No. Facebook is only vaguely usable without JavaScript (and actually has a banner telling you to turn JS on or use their mobile site), but most sites are not. For one of my projects we use Invision, Slack, and Trello for collaboration, and none of them work at all without JavaScript (though the latter two do at least prompt you to enable it). Google, in its primary function at least, does work perfectly without JS.
Periodically on here, and elsewhere, you hear people banging the "I browse the web with JS disabled and it's fine" drum, but I can only imagine that their use of the web is limited to a certain set of fairly static sites. RMS gets by just fine with web pages being emailed to him, but, you know, RMS isn't like most people.
I use NoScript which can whitelist domains where JS is allowed. Often, sites will degrade without JS but if you're only reading something or whatever, it doesn't really matter. And if it's totally broken, you can temporarily allow JS.
Mainly, it's that I don't want my PC executing code that I don't know about, if I can help it. If I notice a site is e.g. requesting to run JS from twenty or thirty different domains I can be more cautious.

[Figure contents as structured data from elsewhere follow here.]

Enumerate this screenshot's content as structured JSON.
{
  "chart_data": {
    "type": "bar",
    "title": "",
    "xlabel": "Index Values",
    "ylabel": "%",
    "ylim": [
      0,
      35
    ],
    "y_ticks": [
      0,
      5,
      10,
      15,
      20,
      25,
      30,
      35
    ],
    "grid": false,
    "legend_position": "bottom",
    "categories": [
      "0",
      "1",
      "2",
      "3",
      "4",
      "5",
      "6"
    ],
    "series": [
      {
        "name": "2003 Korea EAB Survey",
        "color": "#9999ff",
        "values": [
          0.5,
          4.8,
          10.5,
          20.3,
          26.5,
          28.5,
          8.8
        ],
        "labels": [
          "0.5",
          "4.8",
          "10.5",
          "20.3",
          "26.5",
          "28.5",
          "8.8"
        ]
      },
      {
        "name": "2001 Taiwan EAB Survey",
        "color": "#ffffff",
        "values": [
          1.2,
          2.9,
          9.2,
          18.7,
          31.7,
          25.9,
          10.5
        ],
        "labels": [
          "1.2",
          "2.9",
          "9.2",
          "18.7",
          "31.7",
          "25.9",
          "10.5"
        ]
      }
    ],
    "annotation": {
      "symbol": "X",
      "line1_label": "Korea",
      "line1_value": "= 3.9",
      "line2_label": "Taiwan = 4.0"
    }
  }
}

Overall, turning Flash off by default (but still having it installed), using NoScript, Ghostery, and AdBlock, have really improved the web for me.

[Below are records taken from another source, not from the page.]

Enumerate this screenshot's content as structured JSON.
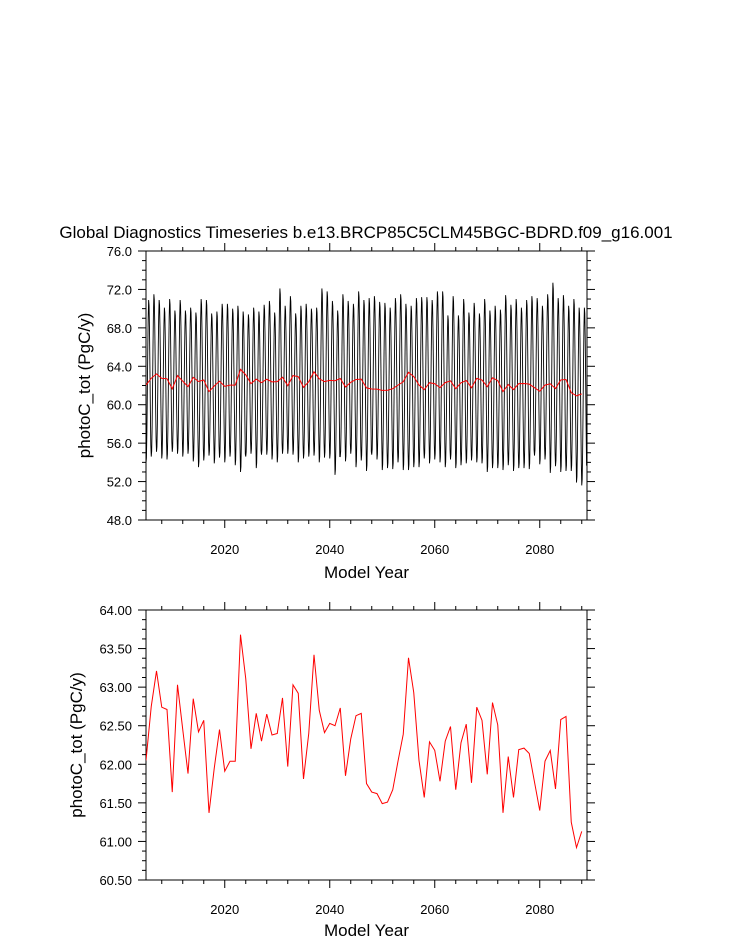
{
  "title": "Global Diagnostics Timeseries b.e13.BRCP85C5CLM45BGC-BDRD.f09_g16.001",
  "chart_data": [
    {
      "type": "line",
      "xlabel": "Model Year",
      "ylabel": "photoC_tot (PgC/y)",
      "xlim": [
        2005,
        2089
      ],
      "ylim": [
        48.0,
        76.0
      ],
      "x_ticks": [
        2020,
        2040,
        2060,
        2080
      ],
      "x_tick_labels": [
        "2020",
        "2040",
        "2060",
        "2080"
      ],
      "y_ticks": [
        48,
        52,
        56,
        60,
        64,
        68,
        72,
        76
      ],
      "y_tick_labels": [
        "48.0",
        "52.0",
        "56.0",
        "60.0",
        "64.0",
        "68.0",
        "72.0",
        "76.0"
      ],
      "series": [
        {
          "color": "#000000",
          "x_start": 2005,
          "x_step_years": 0.08333,
          "values_desc": "monthly values oscillating seasonally between ~53.5 and ~71.5 PgC/y",
          "seasonal_min": [
            53.9,
            54.6,
            55.1,
            54.4,
            54.3,
            55.1,
            54.9,
            54.6,
            54.9,
            54.1,
            53.5,
            54.2,
            54.7,
            53.9,
            54.5,
            54.0,
            54.6,
            53.7,
            53.0,
            54.6,
            54.9,
            53.4,
            54.8,
            54.8,
            54.3,
            54.0,
            54.9,
            54.9,
            54.8,
            54.0,
            54.4,
            54.6,
            54.7,
            54.0,
            54.5,
            54.4,
            52.7,
            54.6,
            54.1,
            54.9,
            53.5,
            54.2,
            53.1,
            54.8,
            54.3,
            53.2,
            53.4,
            53.3,
            54.0,
            53.2,
            53.2,
            53.5,
            53.5,
            54.4,
            53.9,
            54.3,
            54.0,
            53.5,
            54.3,
            53.4,
            53.7,
            53.9,
            54.2,
            54.0,
            53.9,
            53.0,
            53.4,
            53.4,
            53.2,
            53.7,
            53.1,
            53.4,
            53.4,
            53.3,
            54.7,
            53.8,
            54.3,
            52.9,
            53.6,
            53.0,
            53.1,
            53.1,
            51.9,
            51.6
          ],
          "seasonal_max": [
            70.9,
            71.5,
            70.9,
            70.1,
            71.0,
            69.8,
            70.9,
            69.8,
            70.1,
            69.6,
            71.0,
            70.9,
            69.5,
            69.7,
            70.5,
            70.5,
            70.0,
            70.3,
            69.7,
            69.4,
            70.1,
            69.7,
            70.4,
            70.8,
            69.6,
            72.1,
            70.3,
            71.3,
            69.5,
            70.3,
            70.5,
            70.0,
            70.1,
            72.1,
            71.8,
            70.8,
            69.8,
            71.5,
            70.8,
            70.5,
            71.8,
            70.9,
            71.1,
            71.3,
            70.7,
            70.6,
            70.1,
            71.1,
            71.5,
            70.5,
            70.3,
            71.1,
            71.2,
            71.2,
            70.9,
            71.8,
            71.8,
            69.3,
            71.3,
            69.3,
            71.0,
            69.6,
            70.6,
            69.5,
            71.0,
            69.8,
            70.3,
            69.9,
            71.4,
            70.4,
            71.0,
            70.1,
            70.9,
            71.3,
            71.1,
            70.3,
            71.5,
            72.7,
            71.1,
            71.4,
            70.3,
            71.0,
            70.1,
            70.1
          ]
        },
        {
          "color": "#ff0000",
          "name": "",
          "values_ref": "annual_means"
        }
      ]
    },
    {
      "type": "line",
      "xlabel": "Model Year",
      "ylabel": "photoC_tot (PgC/y)",
      "xlim": [
        2005,
        2089
      ],
      "ylim": [
        60.5,
        64.0
      ],
      "x_ticks": [
        2020,
        2040,
        2060,
        2080
      ],
      "x_tick_labels": [
        "2020",
        "2040",
        "2060",
        "2080"
      ],
      "y_ticks": [
        60.5,
        61.0,
        61.5,
        62.0,
        62.5,
        63.0,
        63.5,
        64.0
      ],
      "y_tick_labels": [
        "60.50",
        "61.00",
        "61.50",
        "62.00",
        "62.50",
        "63.00",
        "63.50",
        "64.00"
      ],
      "series": [
        {
          "color": "#ff0000",
          "x": [
            2005,
            2006,
            2007,
            2008,
            2009,
            2010,
            2011,
            2012,
            2013,
            2014,
            2015,
            2016,
            2017,
            2018,
            2019,
            2020,
            2021,
            2022,
            2023,
            2024,
            2025,
            2026,
            2027,
            2028,
            2029,
            2030,
            2031,
            2032,
            2033,
            2034,
            2035,
            2036,
            2037,
            2038,
            2039,
            2040,
            2041,
            2042,
            2043,
            2044,
            2045,
            2046,
            2047,
            2048,
            2049,
            2050,
            2051,
            2052,
            2053,
            2054,
            2055,
            2056,
            2057,
            2058,
            2059,
            2060,
            2061,
            2062,
            2063,
            2064,
            2065,
            2066,
            2067,
            2068,
            2069,
            2070,
            2071,
            2072,
            2073,
            2074,
            2075,
            2076,
            2077,
            2078,
            2079,
            2080,
            2081,
            2082,
            2083,
            2084,
            2085,
            2086,
            2087,
            2088
          ],
          "values": [
            62.05,
            62.75,
            63.21,
            62.74,
            62.71,
            61.64,
            63.03,
            62.45,
            61.88,
            62.85,
            62.42,
            62.57,
            61.37,
            61.95,
            62.45,
            61.91,
            62.04,
            62.04,
            63.68,
            63.11,
            62.2,
            62.66,
            62.3,
            62.65,
            62.38,
            62.4,
            62.86,
            61.97,
            63.03,
            62.92,
            61.81,
            62.4,
            63.42,
            62.7,
            62.41,
            62.53,
            62.5,
            62.73,
            61.85,
            62.33,
            62.63,
            62.66,
            61.75,
            61.64,
            61.62,
            61.49,
            61.51,
            61.67,
            62.04,
            62.39,
            63.38,
            62.93,
            62.05,
            61.57,
            62.29,
            62.18,
            61.78,
            62.3,
            62.49,
            61.67,
            62.28,
            62.52,
            61.76,
            62.74,
            62.57,
            61.87,
            62.8,
            62.51,
            61.37,
            62.1,
            61.57,
            62.19,
            62.21,
            62.14,
            61.77,
            61.4,
            62.04,
            62.18,
            61.68,
            62.58,
            62.62,
            61.25,
            60.92,
            61.13
          ]
        }
      ]
    }
  ]
}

Really-really? Would you believe bacteria are the predominant global biomass even though you seldom think of them?
The vast majority of all time consumed (or forcibly-wasted) by default-enabled JavaScript goes towards... What? Ads, tracking-mechanisms, and various nonfeatures to eke out minor visual effects. Even ignoring the cost to dispel unfavorable interruptions, the cumulative load/render delays constitute a user-experience death of thousand cuts.
The few dependable repeat-visit sites are easy enough to whitelist.
Same here and I went a step further; I use two browsers. The websites where I need to login are in a different browser in a different workspace, so tab-nabbing by random websites can never fool me.
Hardly foolproof, but 95% of the time it truly doesn't improve my web experience.